The model Sean Payton has put in place this year has Super Bowl 50 alumni thinking back to the team’s last World Championship squad, and Anderson is the latest to draw the comparison.
“They take care of the football. They move the ball. They’re scoring,” Anderson told Keeler. “They’re converting third downs. They play great on defense. That was our formula to winning the Super Bowl. And that’s the same thing from them now.”
Media Disrespect? Check
Feb 7, 2016; Santa Clara, CA, USA; Denver Broncos quarterback Peyton Manning (18) hoists the Vince Lombardi Trophy after beat the Carolina Panthers in Super Bowl 50 at Levi’s Stadium. | Matthew Emmons-Imagn Images
Anderson also pointed to the national press’s relative disrespect for the 2025 Broncos. Back in 2015, he and his teammates heard similar things throughout the season, especially concerns about Manning’s age.
Yet, the 2015 Broncos won the No. 1 playoff seed in the AFC, beat the Pittsburgh Steelers and New England Patriots in the playoffs, advanced to the Super Bowl as underdogs, and vanquished Cam Newton and the Carolina Panthers rather convincingly (24-10).
Enter the Packers
One of the turning-point games of the 2015 season was Week 8 vs. the Green Bay Packers. The Broncos hosted Aaron Rodgers and company, and absolutely manhandled them 29-10.
More than a decade later, the Packers are on their way back to Mile High, this time for a Week 15 showdown with the Bo Nix-led Broncos. Anderson views this week’s tilt with the Packers as a “big, big game.”

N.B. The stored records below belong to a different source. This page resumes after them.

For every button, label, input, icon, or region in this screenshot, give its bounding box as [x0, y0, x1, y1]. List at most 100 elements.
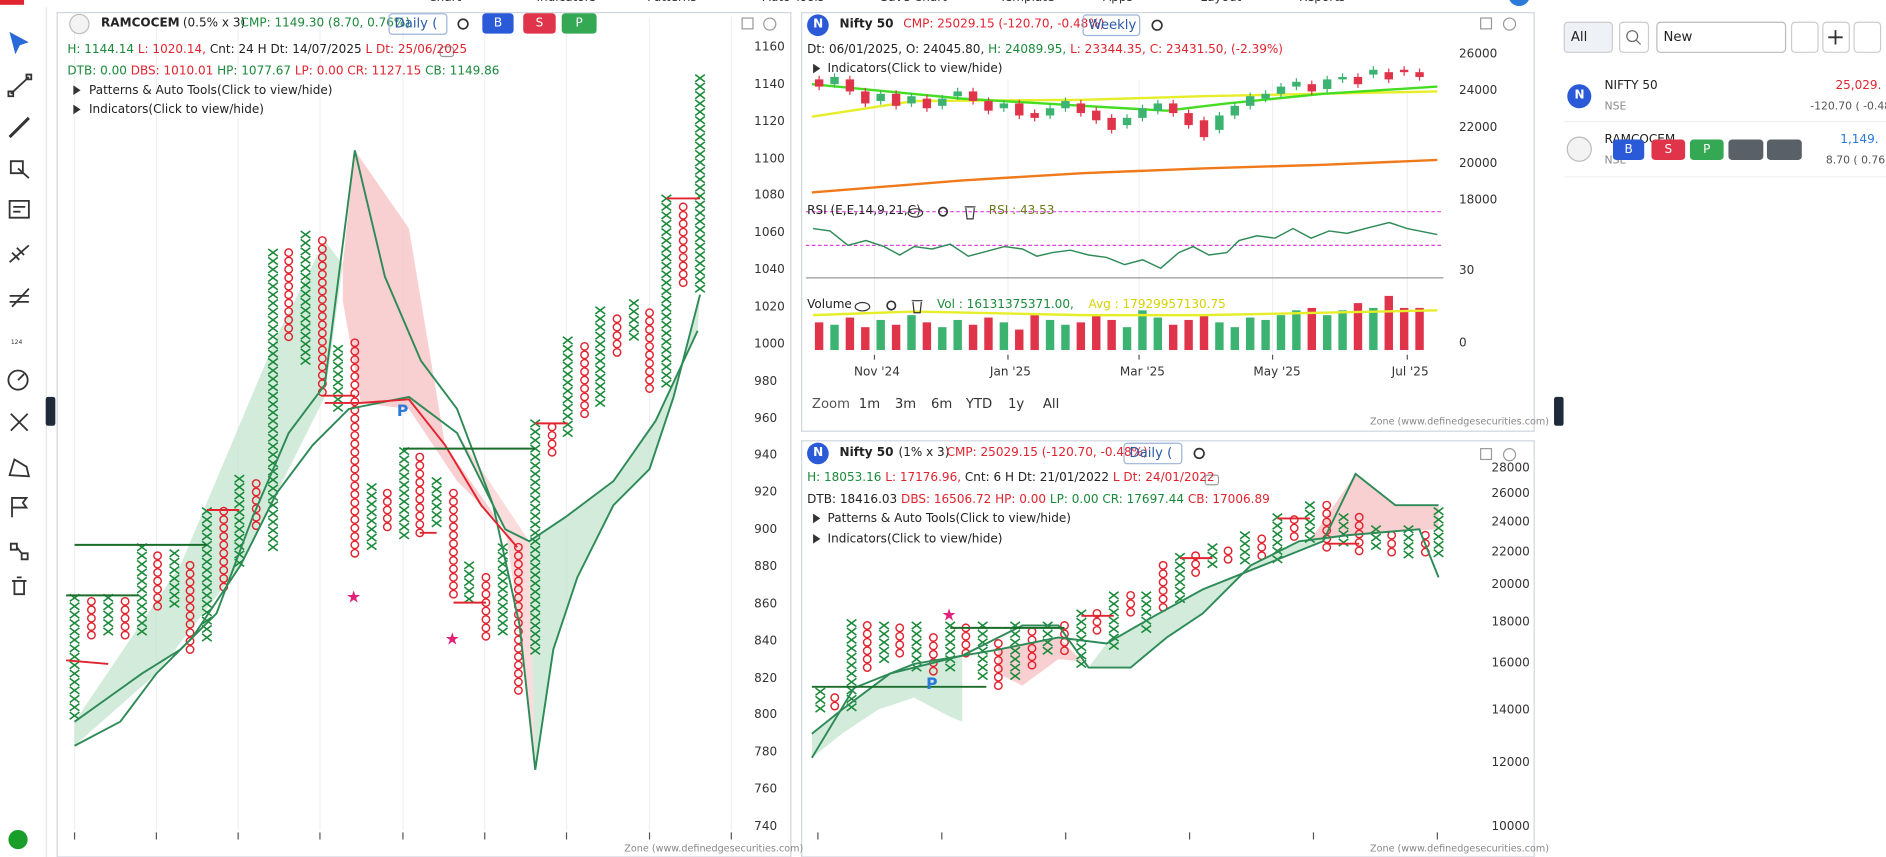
toggle[interactable]: Indicators(Click to view/hide): [89, 103, 264, 117]
x-box: [267, 543, 279, 552]
y-tick-label: 940: [754, 449, 778, 463]
menu-item[interactable]: Template: [1000, 0, 1055, 6]
x-box: [594, 373, 606, 382]
candle-body: [984, 101, 993, 111]
splitter[interactable]: [45, 396, 56, 426]
o-box: [1354, 512, 1364, 522]
x-box: [102, 601, 114, 611]
o-box: [350, 515, 360, 525]
p-button[interactable]: P: [1689, 139, 1724, 160]
o-box: [317, 362, 327, 372]
chart-button[interactable]: [1728, 139, 1764, 160]
o-box: [185, 586, 195, 596]
menu-icon[interactable]: [1508, 0, 1530, 7]
zoom-button[interactable]: YTD: [965, 395, 993, 412]
zoom-button[interactable]: 1y: [1007, 395, 1025, 412]
o-box: [449, 513, 458, 523]
x-box: [694, 141, 706, 150]
more-button[interactable]: [1766, 139, 1802, 160]
o-box: [449, 530, 458, 540]
y-tick-label: 24000: [1491, 515, 1530, 529]
timeframe-select[interactable]: Daily (: [388, 13, 448, 35]
x-box: [529, 494, 541, 504]
menu-item[interactable]: Indicators: [536, 0, 595, 6]
x-box: [846, 677, 857, 687]
zoom-button[interactable]: 3m: [894, 395, 917, 412]
sell-button[interactable]: S: [1651, 139, 1686, 160]
search-value[interactable]: New: [1663, 28, 1693, 45]
x-box: [846, 627, 857, 636]
ruler-label: 124: [10, 339, 23, 347]
toolbar-icons[interactable]: [7, 31, 33, 596]
sell-button[interactable]: S: [523, 13, 556, 34]
zoom-button[interactable]: 1m: [858, 395, 881, 412]
toggle[interactable]: Indicators(Click to view/hide): [827, 532, 1003, 547]
filter-select[interactable]: [1563, 21, 1613, 53]
x-box: [1174, 569, 1186, 578]
chart2-ma-green: [811, 82, 1438, 112]
buy-button[interactable]: B: [482, 13, 514, 34]
toggle[interactable]: Indicators(Click to view/hide): [827, 62, 1003, 76]
volume-bar: [1261, 319, 1270, 351]
zoom-button[interactable]: All: [1042, 395, 1060, 412]
o-box: [284, 264, 294, 274]
o-box: [350, 414, 360, 424]
x-box: [267, 307, 279, 316]
search-button[interactable]: [1618, 21, 1650, 53]
buy-button[interactable]: B: [1612, 139, 1645, 160]
chart3-levels: [811, 517, 1360, 688]
edit-button[interactable]: [1790, 21, 1819, 53]
toggle[interactable]: Patterns & Auto Tools(Click to view/hide…: [827, 512, 1072, 526]
volume-bar: [845, 317, 855, 351]
x-box: [1108, 633, 1120, 642]
o-box: [678, 269, 688, 279]
panel-icons[interactable]: [439, 17, 1517, 486]
x-box: [529, 469, 541, 479]
timeframe-select[interactable]: Weekly: [1082, 14, 1141, 37]
x-box: [300, 238, 311, 248]
menu-item[interactable]: Save Chart: [880, 0, 946, 6]
zoom-button[interactable]: 6m: [930, 395, 953, 412]
menu-item[interactable]: Chart: [428, 0, 461, 6]
x-box: [1174, 586, 1186, 595]
x-tick-label: Jul '25: [1391, 365, 1429, 379]
x-box: [398, 522, 410, 532]
y-tick-label: 14000: [1491, 703, 1530, 717]
menu-item[interactable]: Apps: [1103, 0, 1133, 6]
timeframe-select[interactable]: Daily (: [1123, 442, 1183, 465]
menu-item[interactable]: Auto Tools: [763, 0, 824, 6]
y-tick-label: 920: [754, 486, 778, 500]
o-box: [1126, 590, 1136, 600]
volume-bar: [1076, 322, 1086, 351]
search-input[interactable]: [1656, 21, 1787, 53]
o-box: [895, 648, 905, 658]
o-box: [284, 248, 294, 258]
visibility-icons[interactable]: [854, 206, 976, 314]
menu-item[interactable]: Reports: [1299, 0, 1345, 6]
zoom-label: Zoom: [811, 395, 851, 412]
x-box: [529, 612, 541, 622]
menu-item[interactable]: Patterns: [647, 0, 697, 6]
settings-button[interactable]: [1853, 21, 1882, 53]
x-box: [1140, 591, 1152, 600]
o-box: [481, 623, 491, 633]
x-box: [694, 242, 706, 251]
toggle-arrows[interactable]: [73, 63, 821, 544]
x-box: [463, 577, 475, 587]
toggle[interactable]: Patterns & Auto Tools(Click to view/hide…: [89, 84, 333, 98]
filter-value[interactable]: All: [1570, 28, 1588, 45]
watch-symbol[interactable]: NIFTY 50: [1604, 79, 1658, 93]
x-box: [1272, 512, 1283, 522]
x-box: [529, 553, 541, 563]
o-box: [993, 664, 1003, 674]
o-box: [219, 540, 229, 550]
candle-body: [938, 98, 947, 106]
menu-item[interactable]: Layout: [1200, 0, 1241, 6]
splitter[interactable]: [1554, 396, 1564, 426]
x-box: [136, 576, 148, 586]
chart2-icon: [807, 14, 829, 37]
o-box: [862, 629, 872, 639]
x-box: [562, 353, 574, 362]
p-button[interactable]: P: [561, 13, 597, 34]
gear-icons[interactable]: [457, 18, 1205, 460]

Adding to the uncanny similarities to the 2015 season, the Super Bowl this year will be played at Levi’s Stadium in Santa Clara, CA, where the Broncos hoisted the Lombardi Trophy, and then-GM John Elway proclaimed, “This one’s for Pat!”

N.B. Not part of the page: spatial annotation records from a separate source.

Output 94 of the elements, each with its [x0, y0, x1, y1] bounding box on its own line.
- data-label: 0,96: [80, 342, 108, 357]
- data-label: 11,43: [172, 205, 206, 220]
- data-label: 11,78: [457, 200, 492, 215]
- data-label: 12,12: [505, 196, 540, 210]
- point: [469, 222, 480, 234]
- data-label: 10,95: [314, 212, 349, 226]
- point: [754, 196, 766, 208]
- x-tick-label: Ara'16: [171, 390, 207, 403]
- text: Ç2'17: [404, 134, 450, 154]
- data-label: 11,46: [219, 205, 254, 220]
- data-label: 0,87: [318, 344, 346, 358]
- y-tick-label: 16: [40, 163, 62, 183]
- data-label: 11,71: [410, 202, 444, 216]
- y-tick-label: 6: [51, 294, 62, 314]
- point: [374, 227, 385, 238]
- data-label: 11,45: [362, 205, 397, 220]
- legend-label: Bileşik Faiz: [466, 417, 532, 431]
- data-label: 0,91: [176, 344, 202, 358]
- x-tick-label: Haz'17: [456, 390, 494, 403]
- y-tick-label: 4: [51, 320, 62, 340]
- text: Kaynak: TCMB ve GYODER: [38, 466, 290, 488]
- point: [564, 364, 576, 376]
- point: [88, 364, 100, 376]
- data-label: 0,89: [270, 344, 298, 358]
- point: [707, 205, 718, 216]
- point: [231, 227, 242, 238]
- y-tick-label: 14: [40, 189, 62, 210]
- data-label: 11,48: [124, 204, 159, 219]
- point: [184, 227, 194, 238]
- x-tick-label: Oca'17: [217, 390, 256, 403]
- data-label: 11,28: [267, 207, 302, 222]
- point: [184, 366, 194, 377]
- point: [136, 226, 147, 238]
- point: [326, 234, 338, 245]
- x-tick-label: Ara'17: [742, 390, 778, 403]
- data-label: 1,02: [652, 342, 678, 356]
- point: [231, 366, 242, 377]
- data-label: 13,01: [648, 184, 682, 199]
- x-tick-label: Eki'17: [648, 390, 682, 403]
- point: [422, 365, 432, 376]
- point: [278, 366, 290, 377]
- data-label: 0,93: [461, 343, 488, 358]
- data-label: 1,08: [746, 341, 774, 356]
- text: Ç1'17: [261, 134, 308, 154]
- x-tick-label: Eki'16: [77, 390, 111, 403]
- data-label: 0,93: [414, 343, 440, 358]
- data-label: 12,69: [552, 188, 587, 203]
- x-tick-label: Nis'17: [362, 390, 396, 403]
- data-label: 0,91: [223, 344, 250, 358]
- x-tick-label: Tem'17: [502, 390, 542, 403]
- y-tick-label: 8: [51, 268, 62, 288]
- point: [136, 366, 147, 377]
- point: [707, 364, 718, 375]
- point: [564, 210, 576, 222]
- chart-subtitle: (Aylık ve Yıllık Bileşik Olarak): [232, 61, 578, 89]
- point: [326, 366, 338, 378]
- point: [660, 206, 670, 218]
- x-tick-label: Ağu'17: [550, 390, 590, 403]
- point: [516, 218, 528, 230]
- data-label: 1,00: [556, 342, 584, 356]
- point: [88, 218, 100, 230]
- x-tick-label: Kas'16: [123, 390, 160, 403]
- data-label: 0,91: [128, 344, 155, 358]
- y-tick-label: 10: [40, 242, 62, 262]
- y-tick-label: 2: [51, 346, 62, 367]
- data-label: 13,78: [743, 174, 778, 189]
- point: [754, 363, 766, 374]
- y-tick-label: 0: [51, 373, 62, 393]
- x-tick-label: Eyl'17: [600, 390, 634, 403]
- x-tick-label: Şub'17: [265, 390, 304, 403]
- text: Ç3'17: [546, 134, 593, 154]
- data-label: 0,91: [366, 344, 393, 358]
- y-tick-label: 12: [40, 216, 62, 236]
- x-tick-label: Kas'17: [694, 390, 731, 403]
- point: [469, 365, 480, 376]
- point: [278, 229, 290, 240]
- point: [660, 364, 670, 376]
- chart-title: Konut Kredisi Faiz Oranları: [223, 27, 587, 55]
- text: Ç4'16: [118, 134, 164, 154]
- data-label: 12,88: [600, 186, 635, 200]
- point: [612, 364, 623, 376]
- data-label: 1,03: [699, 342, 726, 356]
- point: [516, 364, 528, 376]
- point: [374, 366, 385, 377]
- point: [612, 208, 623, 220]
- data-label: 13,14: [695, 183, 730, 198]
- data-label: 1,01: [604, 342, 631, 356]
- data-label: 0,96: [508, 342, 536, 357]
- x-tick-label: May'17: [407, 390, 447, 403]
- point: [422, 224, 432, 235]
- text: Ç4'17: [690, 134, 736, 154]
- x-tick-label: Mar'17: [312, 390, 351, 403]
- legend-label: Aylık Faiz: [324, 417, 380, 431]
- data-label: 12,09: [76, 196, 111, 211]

If the 2025 Broncos are able to go the distance and even make it to the Super Bowl to compete at Levi’s Stadium, it will feel like we’re living in the Twilight Zone. But Stranger Things have happened, and it is the NFL.
Fuel For the Fire
History has a way of repeating itself. Despite being 11-2 and in possession of the No. 1 playoff seed, the Broncos aren’t viewed nationally as a top two or three team. Some media power rankings even have them as low as 10th, with seven-loss teams like the Kansas City Chiefs ahead of the Broncos.

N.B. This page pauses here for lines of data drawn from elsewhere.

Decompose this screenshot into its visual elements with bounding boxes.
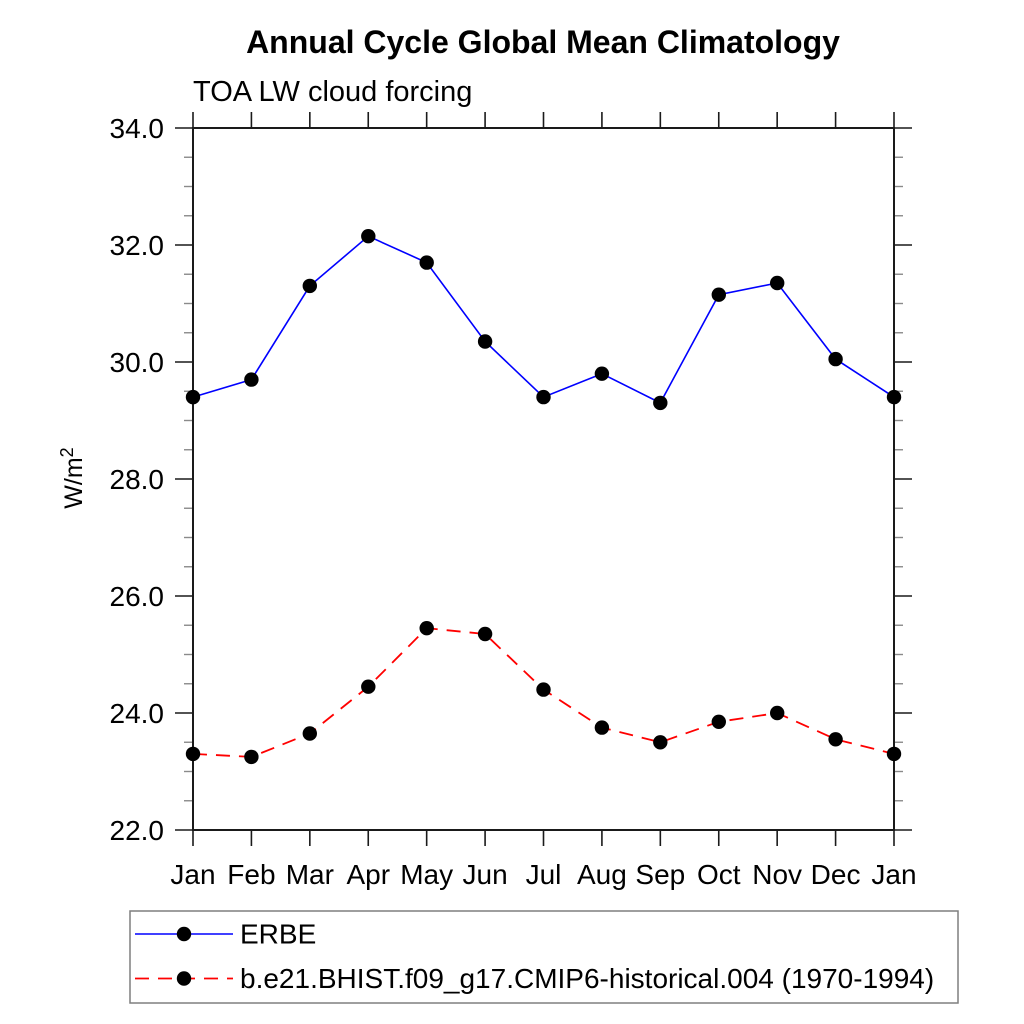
y-tick-label: 28.0 <box>110 464 165 495</box>
y-axis-label: W/m2 <box>57 447 88 508</box>
x-tick-label: Mar <box>286 859 334 890</box>
chart-subtitle: TOA LW cloud forcing <box>193 76 472 108</box>
data-point-marker <box>711 714 726 729</box>
data-point-marker <box>185 389 201 405</box>
data-point-marker <box>828 351 843 367</box>
series-line-erbe <box>192 235 895 404</box>
y-tick-label: 30.0 <box>110 347 165 378</box>
data-point-marker <box>302 726 317 741</box>
data-point-marker <box>711 287 726 302</box>
x-tick-label: Sep <box>635 859 685 890</box>
x-tick-label: Aug <box>577 859 627 890</box>
x-tick-label: May <box>400 859 453 890</box>
y-tick-label: 32.0 <box>110 230 165 261</box>
data-point-marker <box>536 682 551 697</box>
chart-title: Annual Cycle Global Mean Climatology <box>246 24 840 60</box>
y-tick-label: 34.0 <box>110 113 165 144</box>
y-tick-label: 26.0 <box>110 581 165 612</box>
data-point-marker <box>536 389 551 405</box>
x-tick-label: Apr <box>346 859 390 890</box>
y-tick-label: 22.0 <box>110 815 165 846</box>
data-point-marker <box>244 749 259 765</box>
data-point-marker <box>594 366 610 381</box>
x-tick-label: Jan <box>871 859 916 890</box>
data-point-marker <box>419 255 434 270</box>
legend-marker-sample <box>176 971 192 986</box>
y-axis-label-exponent: 2 <box>57 447 77 457</box>
data-point-marker <box>419 621 434 636</box>
data-point-marker <box>653 395 668 411</box>
x-tick-label: Nov <box>752 859 802 890</box>
data-point-marker <box>653 735 668 750</box>
y-tick-label: 24.0 <box>110 698 165 729</box>
data-point-marker <box>244 372 259 387</box>
axis-ticks <box>175 112 912 846</box>
data-point-marker <box>477 334 493 349</box>
legend-box <box>129 910 959 1004</box>
legend-entry-label: ERBE <box>240 919 316 950</box>
legend-entry-label: b.e21.BHIST.f09_g17.CMIP6-historical.004… <box>240 963 934 994</box>
data-point-marker <box>185 746 201 762</box>
legend-marker-sample <box>176 926 192 942</box>
data-point-marker <box>361 229 376 244</box>
data-point-marker <box>770 275 785 291</box>
data-point-marker <box>302 278 317 294</box>
y-axis-label-base: W/m <box>60 457 88 508</box>
x-tick-label: Oct <box>697 859 741 890</box>
series-layer <box>185 229 902 765</box>
data-point-marker <box>477 626 493 642</box>
x-tick-label: Dec <box>811 859 861 890</box>
axis-labels: 22.0 24.0 26.0 28.0 30.0 32.0 34.0 Jan Feb Mar Apr… <box>110 113 917 890</box>
legend: ERBE b.e21.BHIST.f09_g17.CMIP6-historical… <box>129 910 959 1004</box>
plot-frame <box>192 127 895 831</box>
x-tick-label: Jan <box>170 859 215 890</box>
data-point-marker <box>828 732 843 747</box>
data-point-marker <box>770 705 785 721</box>
x-tick-label: Jun <box>463 859 508 890</box>
x-tick-label: Feb <box>227 859 275 890</box>
data-point-marker <box>886 746 902 762</box>
data-point-marker <box>361 679 376 694</box>
legend-entries: ERBE b.e21.BHIST.f09_g17.CMIP6-historical… <box>135 919 934 994</box>
data-point-marker <box>886 389 902 405</box>
data-point-marker <box>594 720 610 735</box>
x-tick-label: Jul <box>526 859 562 890</box>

As farcical as that is, the reality is, the Broncos aren’t blowing out all opponents — with the exception of the Cincinnati Bengals and Dallas Cowboys. Although the Broncos have won 10 straight, most of them have been one-score games, including last week’s victory over the Las Vegas Raiders, though the box score in that one makes it look a lot closer than it was.
The Broncos keep winning, even though it isn’t always pretty, but the national press is entirely unconvinced in this team’s outlook. Let them hate. Let the Broncos continue to fly under the radar.
It’s just more fuel for the fire. This week’s game against the Packers presents the Broncos with the opportunity to tie the 2012 squad’s 11-game winning streak.
At 9-3-1, Green Bay is playing great ball. But this is the same team that tied with the Cowboys, whom the Broncos absolutely decimated in Week 8 in all phases.
The Packers are highly motivated this week, with the Chicago Bears at 9-4 and the Detroit Lions at 8-5. The NFC North crown is still up for grabs, and the Packers need a win to maintain their position atop the division.
Meanwhile, the Broncos have a two-game lead over the 9-4 Los Angeles Chargers in the AFC West, a team that refuses to go quietly into that good night as the Chiefs have done. This isn’t exactly a must-win game for the Broncos, relative to the division, but if they want to maintain their edge in the tiebreaker over the 11-2 New England Patriots, they’ll need to prevail.
We’ll see how it shakes out. As the 2025 season marches down the stretch, Broncos Country might be treated to even more reminders of the 2015 team.
However, there’s only one way the 2025 Broncos can put themselves in the same conversation as the Super Bowl 50 champs. Best not to count those chicks before they’ve hatched, though.